İstihdam ailelik kadar sağlam değil. Bir çocuk kötü bir şey yaparsa babasının çocuğu olmayı bırakıyor mu? Ve ya bir baba baba olmayı bırakır mı? İstese bile olamaz. Böylece de hata yapsak bile Rab’bin sevgili çocuğu olmayı bırakmayız. Tanrı’ya dua ettiğimizde “gökteki efendimiz”e değil, babamıza konuşuyoruz (Mat. 6:9). Tıpkı kaybolan oğul mirasını fahişlere harcadıktan sonra eve döndüğünde babasından öpülüp sarıldığı gibi, göksel Babamız da günah ve hatalarımıza rağmen bizi kendi çocuğu olarak kabul etmeye hazırdır.

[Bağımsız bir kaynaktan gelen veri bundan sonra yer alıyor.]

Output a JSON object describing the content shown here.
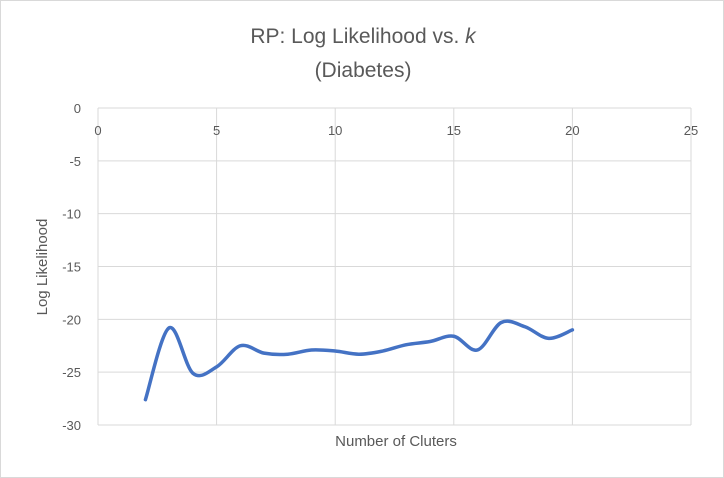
{
  "chart_data": {
    "type": "line",
    "title": "RP: Log Likelihood vs. k",
    "title_prefix": "RP: Log Likelihood vs. ",
    "title_var": "k",
    "subtitle": "(Diabetes)",
    "xlabel": "Number of Cluters",
    "ylabel": "Log Likelihood",
    "xlim": [
      0,
      25
    ],
    "ylim": [
      -30,
      0
    ],
    "x_ticks": [
      0,
      5,
      10,
      15,
      20,
      25
    ],
    "x_tick_labels": [
      "0",
      "5",
      "10",
      "15",
      "20",
      "25"
    ],
    "y_ticks": [
      0,
      -5,
      -10,
      -15,
      -20,
      -25,
      -30
    ],
    "y_tick_labels": [
      "0",
      "-5",
      "-10",
      "-15",
      "-20",
      "-25",
      "-30"
    ],
    "grid": true,
    "smoothed": true,
    "series": [
      {
        "color": "#4472c4",
        "x": [
          2,
          3,
          4,
          5,
          6,
          7,
          8,
          9,
          10,
          11,
          12,
          13,
          14,
          15,
          16,
          17,
          18,
          19,
          20
        ],
        "y": [
          -27.6,
          -20.8,
          -25.1,
          -24.5,
          -22.5,
          -23.2,
          -23.3,
          -22.9,
          -23.0,
          -23.3,
          -23.0,
          -22.4,
          -22.1,
          -21.6,
          -22.9,
          -20.3,
          -20.7,
          -21.8,
          -21.0
        ]
      }
    ]
  }
}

Doğal babalarımızdan daha üstündür
Çoğumuz biliyoruz ki doğal babalarımız hep böyle davranmayabilir. Bazılarımızın babasıyla ilişkisi ona hoşnut etmeyen bir şey yaptığımız için bozulmuş olabilir. Bazılarımız da hayatta verdiğimiz kararlar yüzünden (mesela Mesih’i ikrar etmek) evlatlıktan reddedilmiş olabiliriz.
Böyle deneyimler bize yanlışlıkla Babamız Tanrı’nın da aynı şekilde davrandığını öğretebilir. İyi babalar Rab’bin nasıl olduğunu görmemize yol açar (Mez. 103:13; Özd. 3:11-12). Ama kötü örnekler Tanrı’nın babalığına kavramamızı çarpıtmadığına dikkatli olmalıyız (Yşa. 49:15 annelik hakkında benzer bir şey söyler). Tanrı doğal babamızın olması gerektiği şekil gibi. Hatta, sadece kötü babalarımızdan daha üstün olmakla kalmayıp, dünyadaki en iyi babadan daha iyi, daha sevecen, daha çömert, daha düşüncelidir.
Sizler kötü yürekli olduğunuz halde çocuklarınıza güzel armağanlar vermeyi biliyorsanız, göklerdeki Babanız’ın, kendisinden dileyenlere güzel armağanlar vereceği çok daha kesin değil mi?
Tanrı İsa hakkında ne hissediyorsa, bizim hakkımızda da aynısını hisseder
... dünya beni senin gönderdiğini, beni sevdiğin gibi onları da sevdiğini anlasın.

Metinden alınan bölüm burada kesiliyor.